Adobe corrige, avec l'aide de Kaspersky Lab, une nouvelle faille zero-day dans Flash Player
Qui était activement utilisée par un groupe de pirates

Le , par Christian Olivier, Chroniqueur Actualités
Ce lundi, l’entreprise américaine Adobe Systems a annoncé que des pirates exploitaient une vulnérabilité de son plug-in et lecteur multimédia autonome Flash Player sur les navigateurs Web compatibles. La nouvelle vulnérabilité identifiée porte la référence CVE-2017-8759.

L’incident de sécurité ayant mis à profit cette faille critique jusqu’alors inconnue serait survenu le 10 octobre dernier. Jusqu’à présent, les victimes du piratage ont été observées dans des pays qui semblent, à quelques exceptions près, être impliqués à des degrés variables dans le commerce du pétrole. Ces pays sont : la Russie, l’Iraq, l’Afghanistan, le Nigeria, la Libye, la Jordanie, la Tunisie, l’Arabie Saoudite, l’Iran, les Pays-Bas, Bahreïn, le Royaume-Uni et l’Angola.

L’alerte a été donnée par l’entreprise de cybersécurité russe Kaspersky Lab. Le système de prévention des attaques avancées de la société a identifié cette nouvelle faille zero-day dans Adobe Flash et signalé la vulnérabilité à Adobe. L’entreprise technologique russe a rapporté qu’un groupe de hackers qu’elle surveillait depuis 2016 avait utilisé cette faille pour implanter des logiciels malveillants dans plusieurs ordinateurs.

D’après Kaspersky Lab, le groupe de hackers incriminé, plus connu sous le nom de BlackOasis, ciblait des responsables politiques du Proche-Orient, des employés des Nations unies opérant dans la sous-région ainsi que des blogueurs, des opposants et des journalistes.

Les investigations menées par Kaspersky Lab suggèrent que l’objectif de ce piratage était d’infecter les ordinateurs des victimes avec le logiciel malveillant FinSpy (également appelé FinFisher).
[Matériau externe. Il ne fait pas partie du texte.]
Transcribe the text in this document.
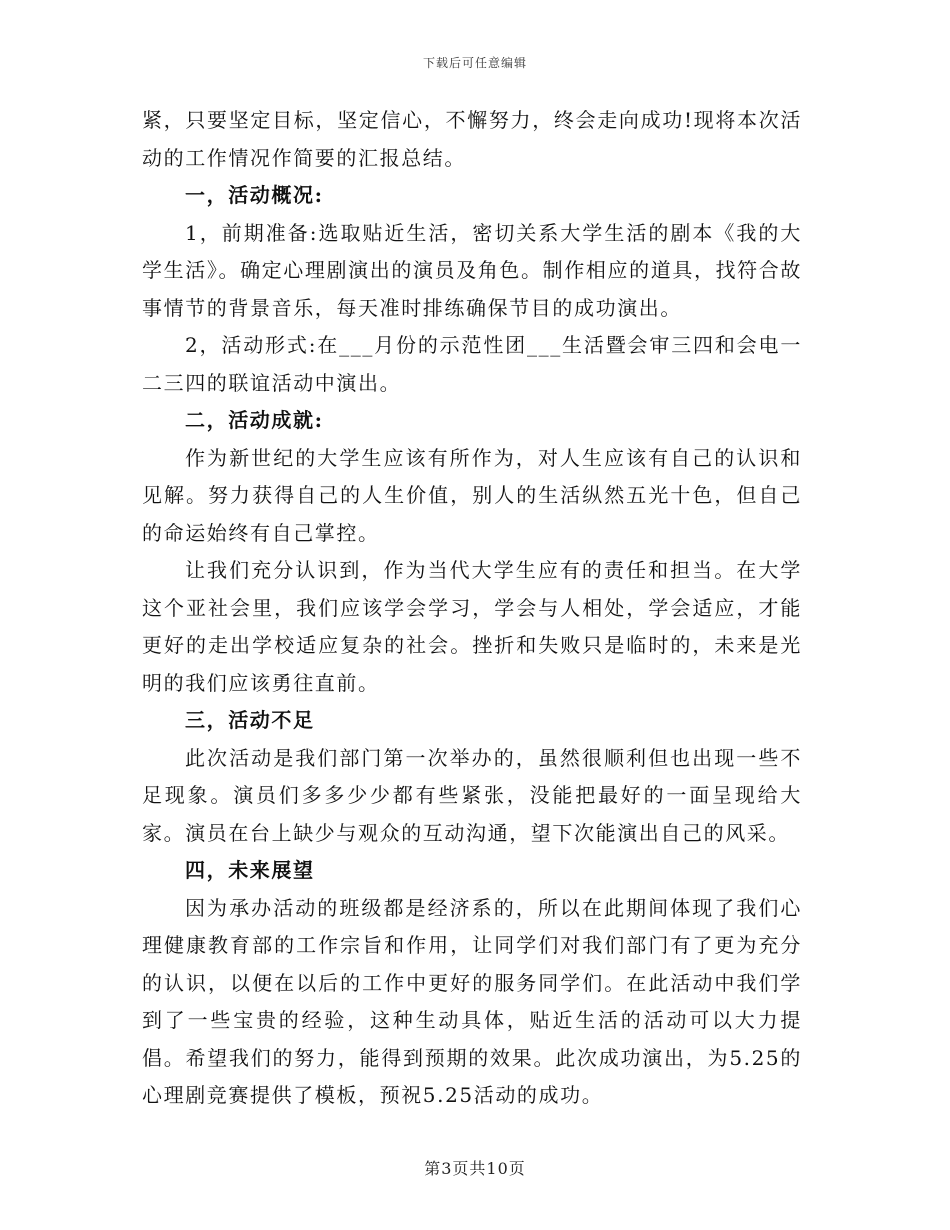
下载后可任意编辑

紧，只要坚定目标，坚定信心，不懈努力，终会走向成功!现将本次活动的工作情况作简要的汇报总结。

一，活动概况:

1，前期准备:选取贴近生活，密切关系大学生活的剧本《我的大学生活》。确定心理剧演出的演员及角色。制作相应的道具，找符合故事情节的背景音乐，每天准时排练确保节目的成功演出。

2，活动形式:在___月份的示范性团___生活暨会审三四和会电一二三四的联谊活动中演出。

二，活动成就:

作为新世纪的大学生应该有所作为，对人生应该有自己的认识和见解。努力获得自己的人生价值，别人的生活纵然五光十色，但自己的命运始终有自己掌控。

让我们充分认识到，作为当代大学生应有的责任和担当。在大学这个亚社会里，我们应该学会学习，学会与人相处，学会适应，才能更好的走出学校适应复杂的社会。挫折和失败只是临时的，未来是光明的我们应该勇往直前。

三，活动不足

此次活动是我们部门第一次举办的，虽然很顺利但也出现一些不足现象。演员们多多少少都有些紧张，没能把最好的一面呈现给大家。演员在台上缺少与观众的互动沟通，望下次能演出自己的风采。

四，未来展望

因为承办活动的班级都是经济系的，所以在此期间体现了我们心理健康教育部的工作宗旨和作用，让同学们对我们部门有了更为充分的认识，以便在以后的工作中更好的服务同学们。在此活动中我们学到了一些宝贵的经验，这种生动具体，贴近生活的活动可以大力提倡。希望我们的努力，能得到预期的效果。此次成功演出，为5.25的心理剧竞赛提供了模板，预祝5.25活动的成功。

第3页共10页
FinSpy est un produit vendu la plupart du temps à des États ou des services de sécurité qui souhaitent mener des opérations de surveillance. Une situation qui laisse penser que FinSpy alimente désormais les opérations d’espionnage à l’échelle mondiale.

C’est la version la plus récente de FinSpy qui a été utilisée pendant les attaques observées, car elle est plus difficile à détecter par les outils de protection. Après son installation, le logiciel malveillant se connecte à des serveurs de commande et de contrôle distants situés en Europe (Suisse, Bulgarie et Pays-Bas) qui doivent lui envoyer de nouvelles instructions.

La firme technologique américaine recommande à tous ses clients d’installer au plus vite le correctif qu’elle propose afin d’éviter les attaques ultérieures exploitant cette faille critique qui affecte les navigateurs Google Chrome, Microsoft Edge et Internet Explorer.